What would you suggest to rate-limit the requests? Usleep? Requests in batches? The function is below:
function poly_curl($requests){
$queue = curl_multi_init();
$curl_array = array();
$count = 0;
foreach($requests as $request)
{
$curl_array[$count] = curl_init($request);
curl_setopt($curl_array[$count], CURLOPT_RETURNTRANSFER, true);
curl_multi_add_handle($queue, $curl_array[$count]);
$count++;
}
$running = NULL;
do {
curl_multi_exec($queue,$running);
} while($running > 0);
$res = array();
$count = 0;
foreach($requests as $request)
{
$res[$count] = curl_multi_getcontent($curl_array[$count]);
$count++;
}
$count = 0;
foreach($requests as $request){
curl_multi_remove_handle($queue, $curl_array[$count]);
$count++;
}
curl_multi_close($queue);
return $res;
}
You may want to implement something that is called Exponential Backoff (wikipedia).
Basically, it is an algorithm that allows you dynamically scale your processes depending on some feedback.
You define a rate in your application, and on the first time-out, error, or anything you decide, you decrease this rate until the request finishes.
You may implement it easily using the HTTP response code for example.
I think curl_multi_exec
is bad for this purpose, because even if you use batches in groups of 100, 99 request could be finished and still will have to wait for the last request completion.
But you need 100 parallel requests and when one finishes, another is immediately started.

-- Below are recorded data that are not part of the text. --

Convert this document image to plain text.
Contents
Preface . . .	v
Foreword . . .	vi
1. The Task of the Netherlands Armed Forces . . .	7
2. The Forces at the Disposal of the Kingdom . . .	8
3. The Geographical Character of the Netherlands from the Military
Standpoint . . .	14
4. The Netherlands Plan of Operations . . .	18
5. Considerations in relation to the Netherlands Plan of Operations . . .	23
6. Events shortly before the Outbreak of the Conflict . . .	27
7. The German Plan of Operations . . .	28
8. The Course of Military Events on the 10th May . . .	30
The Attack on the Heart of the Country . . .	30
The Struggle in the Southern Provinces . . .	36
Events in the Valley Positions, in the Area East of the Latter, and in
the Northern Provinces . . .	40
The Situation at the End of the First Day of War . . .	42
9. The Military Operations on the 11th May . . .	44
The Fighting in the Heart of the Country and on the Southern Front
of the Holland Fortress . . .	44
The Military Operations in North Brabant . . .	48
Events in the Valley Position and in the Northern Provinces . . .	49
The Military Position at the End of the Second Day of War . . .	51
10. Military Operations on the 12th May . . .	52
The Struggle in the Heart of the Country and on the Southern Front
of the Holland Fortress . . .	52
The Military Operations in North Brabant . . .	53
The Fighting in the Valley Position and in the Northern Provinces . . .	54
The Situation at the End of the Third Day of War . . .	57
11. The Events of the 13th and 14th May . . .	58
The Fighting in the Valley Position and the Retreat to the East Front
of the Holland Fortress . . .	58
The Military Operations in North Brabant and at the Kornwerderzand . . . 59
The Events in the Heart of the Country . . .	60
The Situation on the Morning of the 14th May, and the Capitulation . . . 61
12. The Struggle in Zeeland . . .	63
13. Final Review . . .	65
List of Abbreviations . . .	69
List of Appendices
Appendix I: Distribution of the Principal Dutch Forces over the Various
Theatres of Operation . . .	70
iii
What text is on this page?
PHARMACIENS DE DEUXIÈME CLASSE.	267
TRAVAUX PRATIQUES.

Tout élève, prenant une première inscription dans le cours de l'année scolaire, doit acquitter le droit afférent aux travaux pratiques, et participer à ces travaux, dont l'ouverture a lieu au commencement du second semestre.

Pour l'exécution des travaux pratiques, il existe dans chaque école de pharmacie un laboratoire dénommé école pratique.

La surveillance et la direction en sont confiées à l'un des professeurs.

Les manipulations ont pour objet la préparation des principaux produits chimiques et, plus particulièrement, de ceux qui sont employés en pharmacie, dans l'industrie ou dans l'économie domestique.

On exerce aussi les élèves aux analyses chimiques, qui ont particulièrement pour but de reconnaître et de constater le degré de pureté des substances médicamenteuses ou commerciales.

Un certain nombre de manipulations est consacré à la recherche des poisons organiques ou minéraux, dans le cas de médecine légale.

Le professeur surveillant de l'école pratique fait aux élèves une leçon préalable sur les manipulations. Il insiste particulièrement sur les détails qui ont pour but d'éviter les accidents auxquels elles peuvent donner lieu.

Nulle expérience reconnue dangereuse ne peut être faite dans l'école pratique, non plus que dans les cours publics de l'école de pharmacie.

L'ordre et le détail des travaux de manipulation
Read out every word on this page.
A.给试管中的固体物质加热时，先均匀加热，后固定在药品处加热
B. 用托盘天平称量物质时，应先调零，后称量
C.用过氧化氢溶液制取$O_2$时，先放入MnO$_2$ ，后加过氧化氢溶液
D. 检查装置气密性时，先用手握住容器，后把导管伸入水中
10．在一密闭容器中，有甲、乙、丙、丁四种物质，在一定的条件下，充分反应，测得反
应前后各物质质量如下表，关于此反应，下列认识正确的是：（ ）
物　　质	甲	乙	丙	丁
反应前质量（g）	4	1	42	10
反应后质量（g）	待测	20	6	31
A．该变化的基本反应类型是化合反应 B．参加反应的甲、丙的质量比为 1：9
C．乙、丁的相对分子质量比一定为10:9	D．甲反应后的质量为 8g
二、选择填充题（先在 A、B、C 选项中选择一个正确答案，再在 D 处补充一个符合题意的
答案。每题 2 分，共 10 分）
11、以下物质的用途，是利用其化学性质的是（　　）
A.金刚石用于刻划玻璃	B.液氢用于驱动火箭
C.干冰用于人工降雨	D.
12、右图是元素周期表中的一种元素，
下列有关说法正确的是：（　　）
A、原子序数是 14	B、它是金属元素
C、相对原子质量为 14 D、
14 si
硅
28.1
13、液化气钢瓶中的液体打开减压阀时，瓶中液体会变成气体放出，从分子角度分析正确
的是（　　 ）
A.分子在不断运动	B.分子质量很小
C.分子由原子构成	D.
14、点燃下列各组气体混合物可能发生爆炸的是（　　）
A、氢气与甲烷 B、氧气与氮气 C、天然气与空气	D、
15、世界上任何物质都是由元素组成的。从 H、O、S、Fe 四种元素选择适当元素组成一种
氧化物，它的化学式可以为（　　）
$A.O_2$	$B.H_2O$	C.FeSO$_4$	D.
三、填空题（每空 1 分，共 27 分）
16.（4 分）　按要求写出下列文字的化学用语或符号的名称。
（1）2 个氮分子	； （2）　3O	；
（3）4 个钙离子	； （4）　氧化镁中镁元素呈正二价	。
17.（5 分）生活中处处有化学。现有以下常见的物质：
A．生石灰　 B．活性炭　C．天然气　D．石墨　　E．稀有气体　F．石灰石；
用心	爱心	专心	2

So you cannot use curl_multi_exec
at all.
I would use normal producer-consumer algorithm with multiple (constant number) consumers with every consumer processing only one url. For example php-resque and COUNT=100 php resque.php
Last time i was doing something like this it was including downloading and "parsing" files. Was able to proceed only 4 subpages at a time limited by very weak hardware processor (2 cores with HT). What time i ended up with two queuest: 1 for waiting, 2 for in-process. Every time a task gone from 2nd queue, new was taken from 1st one.
May saund complicated, but ended in two loops inside eachother and simple count()
's
Btw, considering so hight rate i would think of using Node.js - for simplicity - or anything more nonblocking and more suitable for deamons than PHP.. As long as threads are PHP weakpoint, it just does not suit there.
PS: nice & useful bit of code, thanks.
We used to face the same problem with C++ connection pooling code. The approach is those days involved some serious analysis.
But, the essence was that, we created a pool and requests would get processed depending on number of available requests. What we also did was assign a maximum number of connection pools.[This was determined by testing].
What you really need is a method to determine how many requests are being processed and put a limit to it. In your case that is $count
Just compare $count to a maximum value[say, $max] to it and stop there. define the value depending on the system the program runs. $max could be hardcoded or dynamic.